Il est toutefois possible que le gouvernement, dans son ensemble, soit sanctionné par le peuple. Cela est d’ailleurs déjà visible dans les sondages. Le 10 février, le Public Policy Polling (PPP) a publié un sondage traduisant une détérioration rapide de la popularité de Président Trump en seulement deux semaines. Le taux de désapprobation a grimpé de 44% à 53%. Ce sondage analyse que la population sondée préfère actuellement M. Obama et Mme Clinton à M. Trump, avec des taux de 52/44 et de 49/45 respectivement. Sur la question d’une destitution éventuelle du Président Trump, la population est maintenant parfaitement divisée à 46/46, contre 35% en faveur deux semaines plus tôt. En outre, 66% de la population américaine considère que le pays est en sécurité, et seulement 23% ont l’opinion inverse. Pourtant, il faut également remarquer que 51% pensent que le massacre de Bowling Green est une raison pour appliquer une politique restrictive concernant l’immigration -ce massacre n’a jamais eu lieu et constitue un «fait alternatif» émis par Ms Conway.

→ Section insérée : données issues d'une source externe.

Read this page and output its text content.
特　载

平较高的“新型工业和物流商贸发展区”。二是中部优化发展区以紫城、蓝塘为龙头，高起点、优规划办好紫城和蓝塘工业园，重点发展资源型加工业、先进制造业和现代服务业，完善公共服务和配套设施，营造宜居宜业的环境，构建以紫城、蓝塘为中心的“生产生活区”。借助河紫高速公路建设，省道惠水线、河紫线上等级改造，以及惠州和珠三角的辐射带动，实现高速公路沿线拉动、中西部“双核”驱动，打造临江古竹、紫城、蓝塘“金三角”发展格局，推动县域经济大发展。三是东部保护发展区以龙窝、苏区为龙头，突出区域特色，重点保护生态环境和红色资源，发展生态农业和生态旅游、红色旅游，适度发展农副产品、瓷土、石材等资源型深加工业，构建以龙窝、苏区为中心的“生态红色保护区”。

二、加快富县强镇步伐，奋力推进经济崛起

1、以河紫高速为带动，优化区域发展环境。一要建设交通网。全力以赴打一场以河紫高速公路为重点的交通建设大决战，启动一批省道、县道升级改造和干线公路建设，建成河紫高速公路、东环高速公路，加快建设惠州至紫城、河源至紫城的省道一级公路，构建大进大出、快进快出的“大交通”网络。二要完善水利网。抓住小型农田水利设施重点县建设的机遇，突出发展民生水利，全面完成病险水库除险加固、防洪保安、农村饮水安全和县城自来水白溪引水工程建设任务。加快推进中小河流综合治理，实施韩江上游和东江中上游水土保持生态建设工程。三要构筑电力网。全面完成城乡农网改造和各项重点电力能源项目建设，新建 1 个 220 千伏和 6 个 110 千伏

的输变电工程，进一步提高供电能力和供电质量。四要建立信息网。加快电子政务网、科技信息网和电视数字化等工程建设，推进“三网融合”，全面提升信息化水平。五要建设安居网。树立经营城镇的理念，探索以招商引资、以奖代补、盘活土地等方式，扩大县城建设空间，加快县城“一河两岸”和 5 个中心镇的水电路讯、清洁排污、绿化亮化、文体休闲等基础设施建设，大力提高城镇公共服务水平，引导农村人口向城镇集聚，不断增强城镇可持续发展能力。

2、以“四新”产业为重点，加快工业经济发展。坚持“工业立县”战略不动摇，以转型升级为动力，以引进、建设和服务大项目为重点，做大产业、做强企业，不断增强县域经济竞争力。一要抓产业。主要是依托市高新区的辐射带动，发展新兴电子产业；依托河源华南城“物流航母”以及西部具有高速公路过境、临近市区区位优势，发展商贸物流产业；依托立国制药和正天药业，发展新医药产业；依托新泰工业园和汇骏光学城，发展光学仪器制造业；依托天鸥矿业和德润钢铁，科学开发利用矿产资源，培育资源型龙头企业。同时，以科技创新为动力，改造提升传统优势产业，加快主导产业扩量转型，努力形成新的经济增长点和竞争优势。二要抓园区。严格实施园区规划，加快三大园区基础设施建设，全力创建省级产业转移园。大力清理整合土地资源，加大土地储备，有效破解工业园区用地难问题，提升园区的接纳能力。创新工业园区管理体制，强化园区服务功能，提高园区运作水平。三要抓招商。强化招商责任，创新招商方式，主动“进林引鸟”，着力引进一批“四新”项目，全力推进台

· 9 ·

La perte de confiance dans les institutions n’a pas commencé avec Donald Trump. Mais, en ce qui concerne le pouvoir exécutif, la confiance dont il bénéficie avait augmenté de 33% en 2006 à 36% en 2016, selon Gallup. Il est fort probable que ce taux a baissé depuis. En outre, un sondage tout frais de la même maison (10 février 2017) demande aux américains leur idée sur l’opinion des étrangers concernant les Etats-Unis et ce chiffre enregistre un plus bas depuis 2007, à 42%, après un plus haut à presque 80% en 2001, et seul 29% pensent que les autres leadeurs mondiaux respectent Président Trump contre 67% pour le Président Obama au début de son premier mandat, et 49% pour Président George W. Bush au début du sien.

Les Américains n’ont a priori qu’une option pour sanctionner son gouvernement, et ce serait de voter différemment aux prochaines élections, en novembre 2018. D’ici là, plein de choses peuvent changer, mais actuellement, la popularité du Congrès est de 16%, avec un taux de désapprobation de 68%, selon PPP.